Nadja, die Studentin, fährt zum Schneiden ihres Dokumentarfilms nach Hause und diskutiert mit ihrem Freund, welche Bilder die richtigen sind. Der Freund ist gegen klischeehafte Aufnahmen von Eseltreibern. Nadja dagegen will Aufnahmen eines Mannes, der ein Pferd schlägt, lieber weglassen, könnte ein schlechtes Licht auf die Armen werfen. Und Nadjas Mutter hält die Enteignung der Bauern zum Zweck der Energiegewinnung für okay; sie argumentiert mit Angebot und Nachfrage.

Grausamkeit der Paramilitärs

Erstaunlicherweise funktioniert Buschs Stück sehr gut, obgleich er seine Figuren relativ viel theoretisieren und diskutieren lässt. Aber die Szenen, die denen der Killer Alvaro seine Geschichte erzählt, holen uns mitten hinein in die kolumbianische Wirklichkeit. Steffen Höld spielt diesen Alvaro als verschlagenen Loser, der einmal mutig sein und der Welt von der Grausamkeit der Paramilitärs erzählen will. Als er merkt, dass er sich mit den Filmaufnahmen und – aussagen selber in Gefahr bringt, bittet er Nadja, die Aufnahmen zu löschen. Die tut das nicht – sie beutet mit ihrer Aufklärungskampagne ihre Zeugen aus, so wie ihre Mutter die kolumbianische Erde ausbeutet.

Am Ende ein psychisches Wrack

Wie kann man als Europäer von der Ungerechtigkeit der Welt erzählen? Dominik Busch stellt diese sehr komplizierte Frage.

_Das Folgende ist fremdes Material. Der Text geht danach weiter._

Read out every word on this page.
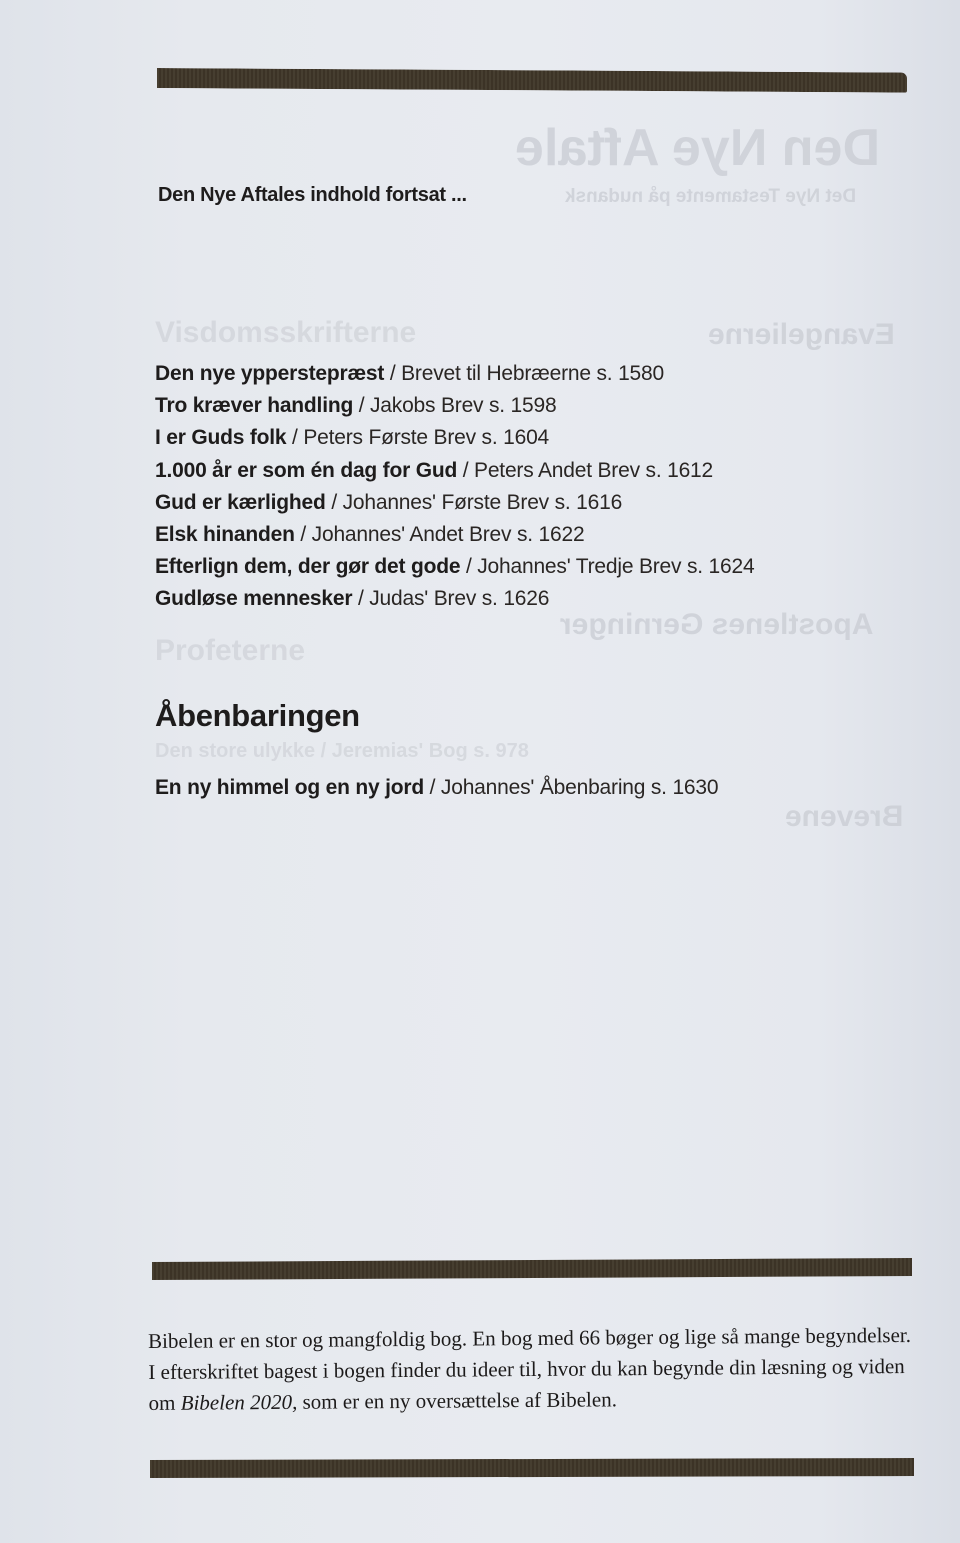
Den Nye Aftale
Det Nye Testamente på nudansk
Evangelierne
Apostlenes Gerninger
Brevene
Visdomsskrifterne
Profeterne
Den store ulykke / Jeremias' Bog s. 978
Den Nye Aftales indhold fortsat ...
Den nye ypperstepræst / Brevet til Hebræerne s. 1580
Tro kræver handling / Jakobs Brev s. 1598
I er Guds folk / Peters Første Brev s. 1604
1.000 år er som én dag for Gud / Peters Andet Brev s. 1612
Gud er kærlighed / Johannes' Første Brev s. 1616
Elsk hinanden / Johannes' Andet Brev s. 1622
Efterlign dem, der gør det gode / Johannes' Tredje Brev s. 1624
Gudløse mennesker / Judas' Brev s. 1626
Åbenbaringen
En ny himmel og en ny jord / Johannes' Åbenbaring s. 1630

Bibelen er en stor og mangfoldig bog. En bog med 66 bøger og lige så mange begyndelser. I efterskriftet bagest i bogen finder du ideer til, hvor du kan begynde din læsning og viden om Bibelen 2020, som er en ny oversættelse af Bibelen.
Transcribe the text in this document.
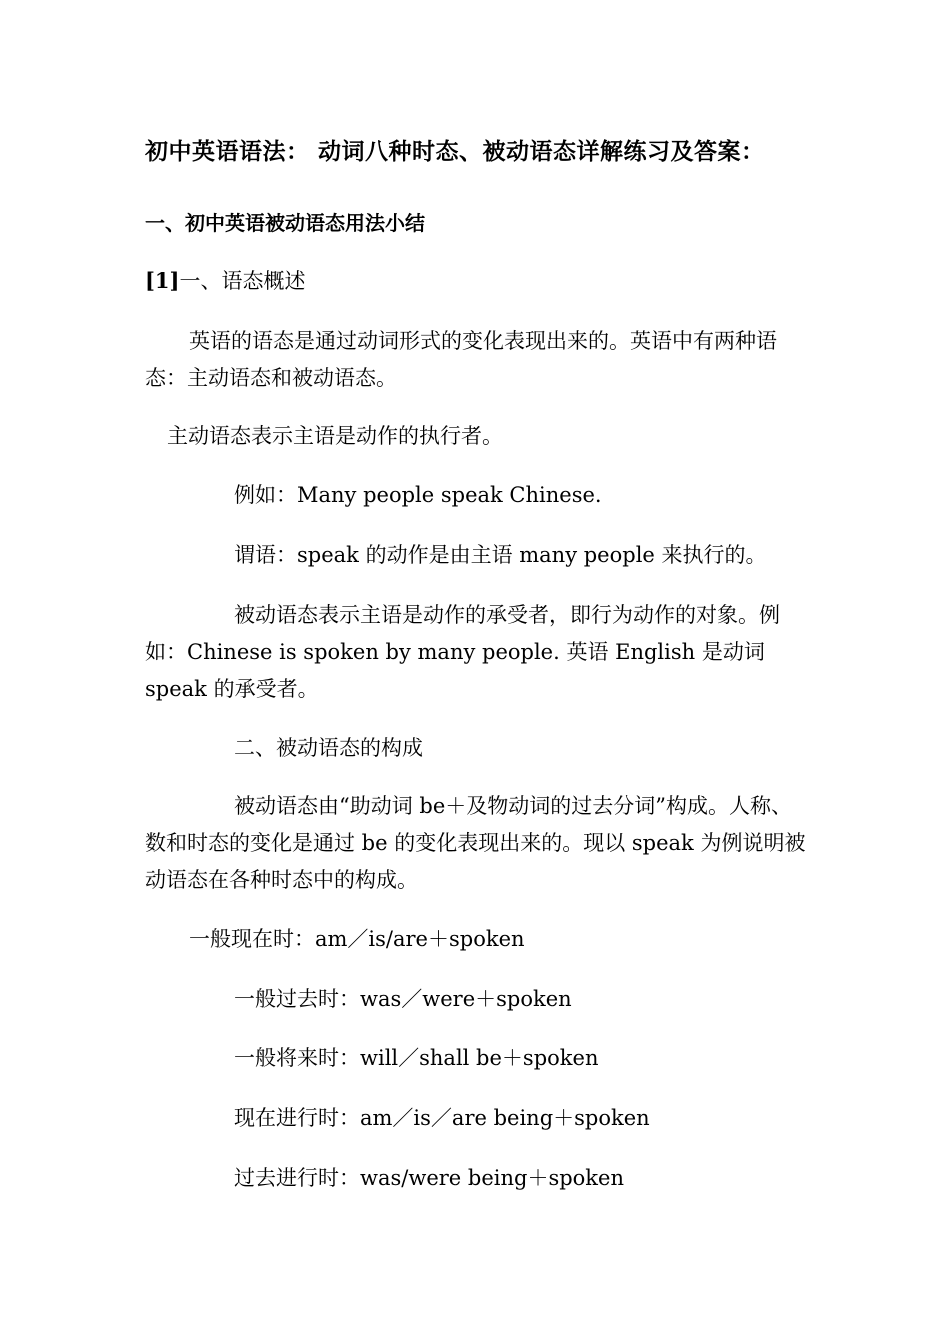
初中英语语法： 动词八种时态、被动语态详解练习及答案：
一、初中英语被动语态用法小结
[1]一、语态概述
英语的语态是通过动词形式的变化表现出来的。英语中有两种语态：主动语态和被动语态。
主动语态表示主语是动作的执行者。
例如：Many people speak Chinese.
谓语：speak 的动作是由主语 many people 来执行的。
被动语态表示主语是动作的承受者，即行为动作的对象。例如：Chinese is spoken by many people. 英语 English 是动词 speak 的承受者。
二、被动语态的构成
被动语态由“助动词 be＋及物动词的过去分词”构成。人称、数和时态的变化是通过 be 的变化表现出来的。现以 speak 为例说明被动语态在各种时态中的构成。
一般现在时：am／is/are＋spoken
一般过去时：was／were＋spoken
一般将来时：will／shall be＋spoken
现在进行时：am／is／are being＋spoken
过去进行时：was/were being＋spoken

Er zeigt uns, dass auch die Wohlmeinenden in einem Zirkel aus Widersprüchen gefangen sind. Lisa Stiegler spielt die Dokumentarfilmerin und Studentin anfangs voller moralischer Selbstgewissheit; am Ende ist die Figur nur noch ein psychisches Wrack, denn sie hat ihren Kronzeugen ans Messer geliefert. Felicitas Brucker aber hat „das Recht des Stärkeren“ sehr effektsicher in Szene gesetzt: dieses politische Stück rührt uns wirklich an.

Wieder am 30. Januar und 9. Februar - sowie weitere Termine.